A salient feature of the failure of the horizontal federalism that governs the relationship between sister states is the now common killings of thousands and dislocation of millions of citizens on account of their ethnic identity. Most of the evictees are natives to the regions they are evicted from and it is the only place that they know of. This amply demonstrates the dangers of using ethnicity as the sole or main factor in organizing a federation.  

The TPLF has been largely ousted from power since 2018 and its military might have largely been degraded in the war that it has recently provoked. Though defeated politically and militarily, its ideology lingers through the Constitution that it has put in place. 

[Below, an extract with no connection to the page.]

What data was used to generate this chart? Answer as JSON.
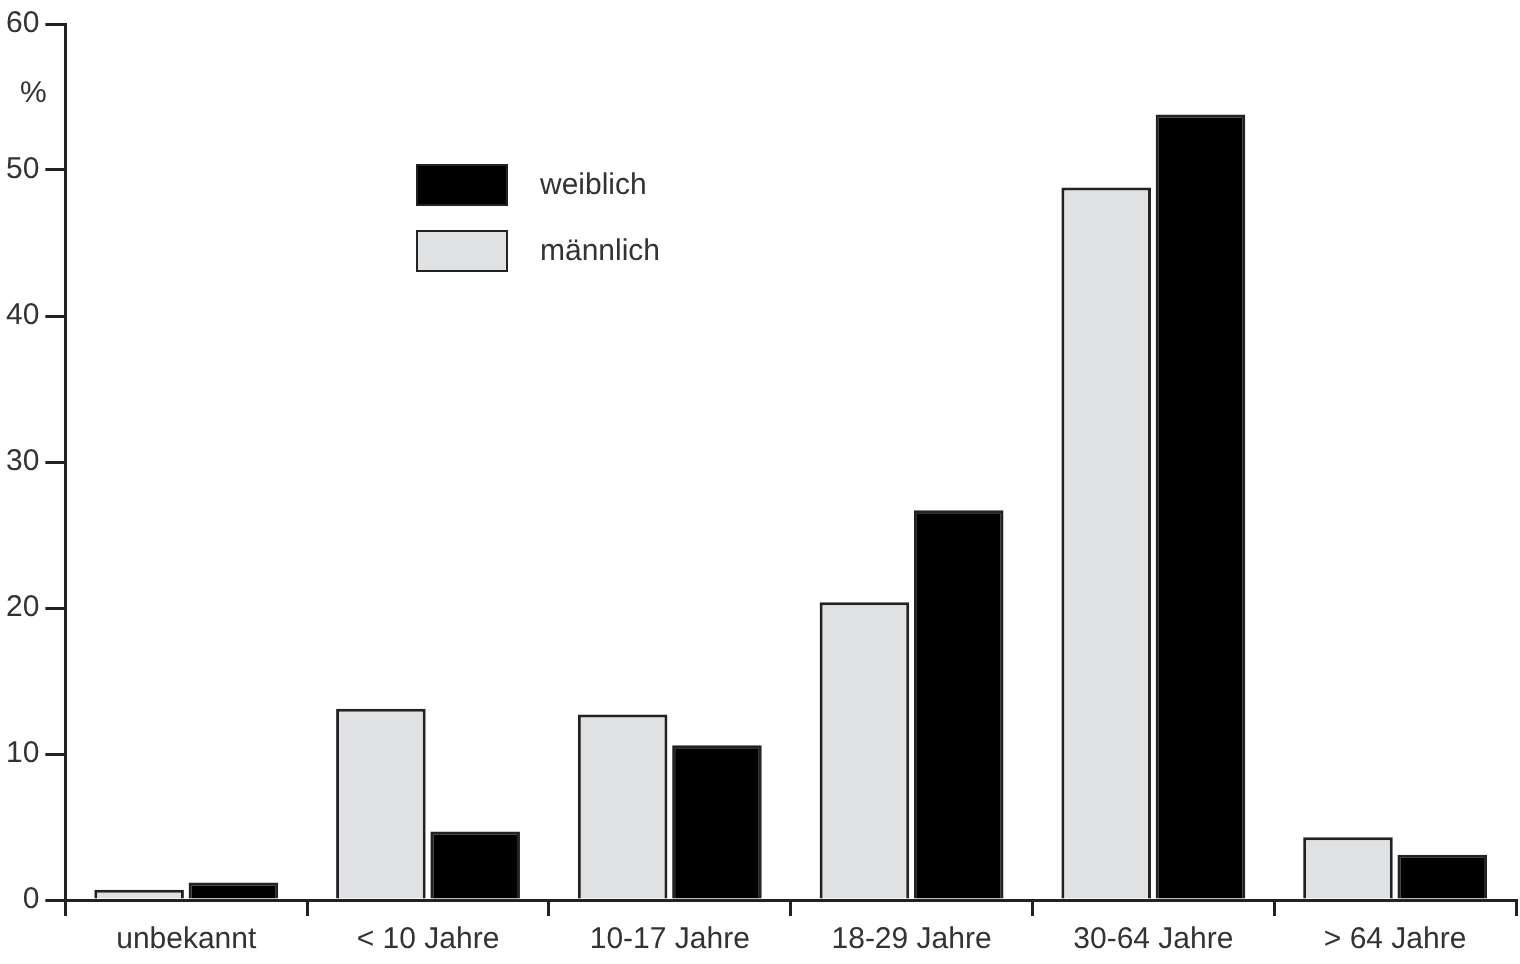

Nearly three decades of its implementation has amply demonstrated that the Ethiopian Constitution has not bode well for our country. Its weakness has been made worse by its inbuilt mechanism of blocking amendments. A nation of over a hundred million people ought not be taken captive by a document put in place by an unscrupulous group, i.e., the TPLF and its accomplices. As the founders of the American Constitution had put away with the Articles of Confederation that had made itself almost unamendable by giving veto power to any of the thirteen colonies, and came up with the Constitution that has lent itself to amendments that furthered more liberty and widened democracy, it is high time that Ethiopians, too, shall start debate on the framing of a new constitution that would take into account their geopolitical interest, foster fraternity among members of its multitude linguistic groups, enhance economic integration among its sub-units, and neighboring countries at large.  Shall we think of breaking up the larger ethnically defined regions into manageable and more responsive units? How efficient and responsive to put together Northern Shoa and Northern Gondar; Eastern Hararghe and Western Wollega? Shall we ban ethnic-based organizations? Shall we do away with regional special forces? Shall we ban ascribing ethnic names to sub-units? These and similar questions ought to examine in view of striking the right balance between the powers of the federal government and the needs and aspirations of the sub-units for self-rule, linguistic and cultural expression while at the same time facilitating the common good.

It has been announced that national and regional elections that have been postponed as the result of the covid-19 pandemic will be held sometime in August of 2021. How are the aspirations of the citizenry to be met given the shortcomings of the constitution that we have partially attempted to describe above? Which should come first? This and similar questions remain.